Tapper’s sources also don’t seem to know anything about Trump mistakenly believing that Schiff had been secretly briefed about this. Trump’s concerns with Maguire and Pierson as described here are more understandable:
6/ “The President was upset that he had to hear about an intelligence conclusion from a Member of the House Republicans rather than from the intelligence community. So he was out of joint with Maguire on that process.”
— Jake Tapper (@jaketapper) February 21, 2020
8/ ALSO none of this disputes that the Russians (and others) are attempting to interfere in the US election again.

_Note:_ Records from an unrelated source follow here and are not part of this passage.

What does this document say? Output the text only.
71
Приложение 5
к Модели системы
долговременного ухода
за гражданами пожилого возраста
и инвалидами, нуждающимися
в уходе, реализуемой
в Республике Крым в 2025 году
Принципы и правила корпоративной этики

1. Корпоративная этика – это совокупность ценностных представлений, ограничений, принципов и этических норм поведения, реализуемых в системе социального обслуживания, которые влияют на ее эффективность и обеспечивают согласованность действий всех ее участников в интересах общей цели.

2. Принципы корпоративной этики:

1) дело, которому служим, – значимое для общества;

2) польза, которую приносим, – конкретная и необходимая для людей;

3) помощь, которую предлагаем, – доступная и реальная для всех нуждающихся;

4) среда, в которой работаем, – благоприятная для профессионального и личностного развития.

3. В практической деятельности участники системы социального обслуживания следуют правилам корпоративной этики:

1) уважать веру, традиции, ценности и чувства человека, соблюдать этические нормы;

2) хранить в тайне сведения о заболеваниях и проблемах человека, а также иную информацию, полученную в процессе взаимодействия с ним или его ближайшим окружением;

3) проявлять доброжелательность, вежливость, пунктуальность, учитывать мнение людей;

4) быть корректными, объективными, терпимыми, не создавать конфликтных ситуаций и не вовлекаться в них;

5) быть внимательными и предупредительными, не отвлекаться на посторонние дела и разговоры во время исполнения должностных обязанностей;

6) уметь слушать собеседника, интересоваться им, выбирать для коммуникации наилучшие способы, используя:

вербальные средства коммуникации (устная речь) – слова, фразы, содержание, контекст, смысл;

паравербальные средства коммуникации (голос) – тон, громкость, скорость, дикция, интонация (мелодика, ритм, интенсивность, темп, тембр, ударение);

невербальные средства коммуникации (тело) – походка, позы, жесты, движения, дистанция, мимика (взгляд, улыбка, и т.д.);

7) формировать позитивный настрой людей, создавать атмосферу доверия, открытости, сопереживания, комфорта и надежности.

— Jake Tapper (@jaketapper) February 21, 2020
I’m thinking he may have been peeved too at discovering that Pierson had dropped a bombshell that could ignite Russiagate 2.0 despite her core conclusion not being real solid — assuming that it isn’t solid, of course, per Tapper’s sources. No doubt reporters at various papers are working their own contacts today trying to decipher exactly what Pierson said and what was understood in the room. It’s conceivable that Trump-friendly sources reached out to Tapper to put the worst possible spin on the briefing in order to discredit last night’s big scoop. Which would seem … unlikely, given that CNN wouldn’t logically be Team Trump’s first choice for sympathetic treatment, but who knows how officials choose their targets for leaks. Maybe it’s precisely because a Trump-friendly report from Tapper would be taken more seriously by Trump critics than the same report from Fox News would be that they chose him.
But that’s not to suggest that the report is wrong either. Maybe Pierson really did screw up and CNN’s just the first to hear about it. No doubt Trump will want to fire her when he sees Tapper’s thread, although that would put him in a political dilemma: If he cans her, critics will claim he’s retaliating against her for exposing Russia’s latest plot to benefit him, but if he doesn’t can her, he’s stuck with someone on staff who’s either incompetent or out to get him per the Tapper version of all this.
He chimed in about last night’s stories earlier today:
Another misinformation campaign is being launched by Democrats in Congress saying that Russia prefers me to any of the Do Nothing Democrat candidates who still have been unable to, after two weeks, count their votes in Iowa. Hoax number 7!
— Donald J. Trump (@realDonaldTrump) February 21, 2020
Yeah, as I said yesterday, I don’t know that Russia would have a preference between him and a socialist. I do think they’d prefer him to a hawkish mainstream Democrat for the simple reason that Trump’s much more likely to withdraw internationally than a neoliberal is, and because a Democratic president of any stripe would come under pressure from his base to exact some sort of revenge on Russia for meddling in 2016. But just because they’d have a reason to prefer Trump to, say, Joe Biden or Mike Bloomberg doesn’t mean they’re doing anything or would do anything to make that preference clear. It’s often said that Russia’s game-playing with presidential elections is a psy op designed to breed distrust and bitterness between Americans. They don’t actually need to put a thumb on the scale for one candidate or the other to achieve that particular goal, only to make us think they might.